Prevention and Cultural Management Strategies
For most ornamental trees, the most effective and practical management strategy for anthracnose centers on cultural practices aimed at reducing disease pressure and promoting tree health, as the disease rarely causes permanent damage. The primary goal is to eliminate overwintering sites for the fungus and reduce the duration of leaf wetness. Field sanitation is crucial: fallen leaves, mummified fruits, and infected debris must be promptly raked up and destroyed (burned, buried, or hot-composted) before the first snowfall to prevent spring reinfection.
Pruning is another vital cultural control. Infected twigs and branches, particularly those with cankers, should be pruned back to healthy wood. Furthermore, strategic pruning to remove interior or lower growth can significantly improve light penetration and air circulation throughout the tree canopy, which helps leaves dry faster and creates an environment less favorable for fungal growth. For crops, root-zone or drip irrigation should be implemented instead of overhead watering to keep foliage dry. Ensuring proper plant spacing also maximizes air flow. Finally, the selection of resistant plant varieties is the most recommended long-term prevention measure, as this eliminates the host’s susceptibility altogether.
Chemical Control and Treatment
Fungicide application is typically not recommended or warranted for established shade trees unless defoliation or branch dieback occurs for several consecutive years, or if the tree is a highly susceptible species like sycamore. However, for high-value crops, vineyards, or fruit trees where the disease can severely impact yield and quality, chemical treatment is often a necessary component of the management plan. The timing of fungicide application is critical and must be preventative, as fungicides cannot cure already infected tissue.

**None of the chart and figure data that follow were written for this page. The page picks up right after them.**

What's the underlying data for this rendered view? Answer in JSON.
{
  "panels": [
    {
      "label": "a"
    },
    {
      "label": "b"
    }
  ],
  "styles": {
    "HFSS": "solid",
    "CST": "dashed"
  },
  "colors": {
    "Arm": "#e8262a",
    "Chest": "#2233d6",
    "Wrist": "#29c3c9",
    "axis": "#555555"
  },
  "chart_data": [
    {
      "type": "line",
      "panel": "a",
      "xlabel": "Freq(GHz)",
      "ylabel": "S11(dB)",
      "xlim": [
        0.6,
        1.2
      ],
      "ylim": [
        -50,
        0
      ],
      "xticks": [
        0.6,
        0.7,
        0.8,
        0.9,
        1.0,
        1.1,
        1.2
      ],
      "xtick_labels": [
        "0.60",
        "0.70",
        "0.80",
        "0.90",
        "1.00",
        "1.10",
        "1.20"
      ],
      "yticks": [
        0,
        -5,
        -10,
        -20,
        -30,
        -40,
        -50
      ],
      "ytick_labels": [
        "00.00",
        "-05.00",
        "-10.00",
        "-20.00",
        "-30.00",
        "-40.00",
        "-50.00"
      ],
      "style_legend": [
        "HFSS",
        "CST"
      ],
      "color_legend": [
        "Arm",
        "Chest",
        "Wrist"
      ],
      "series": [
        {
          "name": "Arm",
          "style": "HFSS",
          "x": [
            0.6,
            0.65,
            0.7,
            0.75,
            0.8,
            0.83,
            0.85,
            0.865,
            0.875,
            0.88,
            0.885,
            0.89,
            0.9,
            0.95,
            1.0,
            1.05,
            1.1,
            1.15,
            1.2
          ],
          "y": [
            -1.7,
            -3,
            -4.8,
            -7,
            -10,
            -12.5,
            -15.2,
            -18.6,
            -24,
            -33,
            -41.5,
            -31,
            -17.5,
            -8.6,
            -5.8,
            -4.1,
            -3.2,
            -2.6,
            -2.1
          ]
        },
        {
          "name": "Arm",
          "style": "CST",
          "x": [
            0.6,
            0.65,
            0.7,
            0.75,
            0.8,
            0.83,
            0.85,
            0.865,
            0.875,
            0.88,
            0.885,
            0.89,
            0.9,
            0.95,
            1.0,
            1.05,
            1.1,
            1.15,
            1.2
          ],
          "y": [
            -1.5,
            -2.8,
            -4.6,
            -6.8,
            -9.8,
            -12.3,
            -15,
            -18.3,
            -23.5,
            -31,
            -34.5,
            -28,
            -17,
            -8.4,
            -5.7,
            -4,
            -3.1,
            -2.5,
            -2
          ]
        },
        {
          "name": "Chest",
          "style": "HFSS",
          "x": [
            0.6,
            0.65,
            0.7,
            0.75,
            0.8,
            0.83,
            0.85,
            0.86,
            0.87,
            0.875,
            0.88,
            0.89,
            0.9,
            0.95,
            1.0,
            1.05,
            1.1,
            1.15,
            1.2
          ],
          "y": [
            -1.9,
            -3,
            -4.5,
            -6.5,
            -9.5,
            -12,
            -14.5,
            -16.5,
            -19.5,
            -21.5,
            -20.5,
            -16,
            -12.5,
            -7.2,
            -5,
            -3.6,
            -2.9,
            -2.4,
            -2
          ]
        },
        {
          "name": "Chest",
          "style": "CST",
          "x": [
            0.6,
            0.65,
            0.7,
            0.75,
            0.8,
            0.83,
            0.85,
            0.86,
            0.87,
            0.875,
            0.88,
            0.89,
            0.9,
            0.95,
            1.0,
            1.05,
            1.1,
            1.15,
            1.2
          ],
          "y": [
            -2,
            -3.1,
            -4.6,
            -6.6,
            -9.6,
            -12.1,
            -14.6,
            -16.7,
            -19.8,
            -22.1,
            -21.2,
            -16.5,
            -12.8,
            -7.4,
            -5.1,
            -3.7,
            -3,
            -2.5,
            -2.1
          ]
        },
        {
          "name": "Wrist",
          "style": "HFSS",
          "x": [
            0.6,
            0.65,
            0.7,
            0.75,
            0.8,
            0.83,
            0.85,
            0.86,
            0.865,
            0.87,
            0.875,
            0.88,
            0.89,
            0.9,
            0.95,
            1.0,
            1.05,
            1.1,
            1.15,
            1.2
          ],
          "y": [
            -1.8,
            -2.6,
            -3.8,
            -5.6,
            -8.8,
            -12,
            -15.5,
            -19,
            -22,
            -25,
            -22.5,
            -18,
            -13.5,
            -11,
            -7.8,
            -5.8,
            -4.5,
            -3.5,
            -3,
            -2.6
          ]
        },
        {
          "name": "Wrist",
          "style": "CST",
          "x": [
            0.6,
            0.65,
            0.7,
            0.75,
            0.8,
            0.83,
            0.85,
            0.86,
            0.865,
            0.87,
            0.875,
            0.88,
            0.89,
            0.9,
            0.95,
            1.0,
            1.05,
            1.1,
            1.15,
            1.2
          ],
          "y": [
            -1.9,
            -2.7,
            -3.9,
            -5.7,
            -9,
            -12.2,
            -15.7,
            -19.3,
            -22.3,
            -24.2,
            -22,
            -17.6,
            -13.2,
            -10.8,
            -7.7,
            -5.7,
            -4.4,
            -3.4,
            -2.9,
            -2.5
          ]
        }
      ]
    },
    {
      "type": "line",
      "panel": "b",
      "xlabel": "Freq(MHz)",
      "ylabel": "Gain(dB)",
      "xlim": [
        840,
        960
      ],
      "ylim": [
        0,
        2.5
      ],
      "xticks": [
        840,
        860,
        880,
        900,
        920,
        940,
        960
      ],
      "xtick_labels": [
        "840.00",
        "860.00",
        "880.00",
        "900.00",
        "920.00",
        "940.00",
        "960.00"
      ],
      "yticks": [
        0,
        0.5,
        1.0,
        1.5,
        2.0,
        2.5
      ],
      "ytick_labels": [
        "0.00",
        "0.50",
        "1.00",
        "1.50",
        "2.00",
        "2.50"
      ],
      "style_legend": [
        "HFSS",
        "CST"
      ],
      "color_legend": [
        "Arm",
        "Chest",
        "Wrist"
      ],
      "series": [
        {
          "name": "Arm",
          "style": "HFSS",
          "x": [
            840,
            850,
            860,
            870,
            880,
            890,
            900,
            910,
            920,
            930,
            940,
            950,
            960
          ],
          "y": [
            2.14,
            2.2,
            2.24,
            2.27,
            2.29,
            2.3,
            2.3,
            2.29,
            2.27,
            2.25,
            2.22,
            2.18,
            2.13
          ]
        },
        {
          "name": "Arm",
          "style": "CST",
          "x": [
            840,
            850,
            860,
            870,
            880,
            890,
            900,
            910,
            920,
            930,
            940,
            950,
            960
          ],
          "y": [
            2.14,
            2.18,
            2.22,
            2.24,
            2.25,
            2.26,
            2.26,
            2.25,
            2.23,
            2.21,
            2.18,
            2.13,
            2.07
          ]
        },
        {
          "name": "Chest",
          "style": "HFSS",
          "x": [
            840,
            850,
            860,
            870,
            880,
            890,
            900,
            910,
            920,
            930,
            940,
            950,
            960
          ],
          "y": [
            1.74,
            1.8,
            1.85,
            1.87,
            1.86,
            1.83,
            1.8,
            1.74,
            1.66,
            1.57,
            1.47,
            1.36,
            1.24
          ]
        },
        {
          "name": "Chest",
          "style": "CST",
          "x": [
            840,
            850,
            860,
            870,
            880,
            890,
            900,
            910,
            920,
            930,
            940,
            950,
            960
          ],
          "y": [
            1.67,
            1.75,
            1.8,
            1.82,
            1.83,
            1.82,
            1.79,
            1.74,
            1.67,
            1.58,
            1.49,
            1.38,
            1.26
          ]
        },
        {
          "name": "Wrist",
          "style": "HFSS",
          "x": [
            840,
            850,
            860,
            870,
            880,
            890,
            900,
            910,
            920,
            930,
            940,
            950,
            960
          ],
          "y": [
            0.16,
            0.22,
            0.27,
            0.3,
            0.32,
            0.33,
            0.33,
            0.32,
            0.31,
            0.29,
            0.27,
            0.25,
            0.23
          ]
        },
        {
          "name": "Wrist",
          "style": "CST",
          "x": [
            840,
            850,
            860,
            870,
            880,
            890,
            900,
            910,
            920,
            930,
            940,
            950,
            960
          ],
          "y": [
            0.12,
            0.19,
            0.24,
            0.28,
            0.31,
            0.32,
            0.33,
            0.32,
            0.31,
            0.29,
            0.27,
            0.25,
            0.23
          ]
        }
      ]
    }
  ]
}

Effective control usually requires a series of applications beginning at bud break, followed by a second treatment when leaves are about half-expanded, and a third when leaves are fully expanded. Common active ingredients registered for anthracnose control include Copper-containing fungicides, Chlorothalonil, Mancozeb, Thiophanate methyl, and Propiconazole. For large trees, high-pressure spraying equipment is necessary for complete coverage, necessitating the hiring of a professional arborist. Growers must also be diligent in rotating the active ingredients used to minimize the risk of developing fungicide-resistant strains of the pathogen.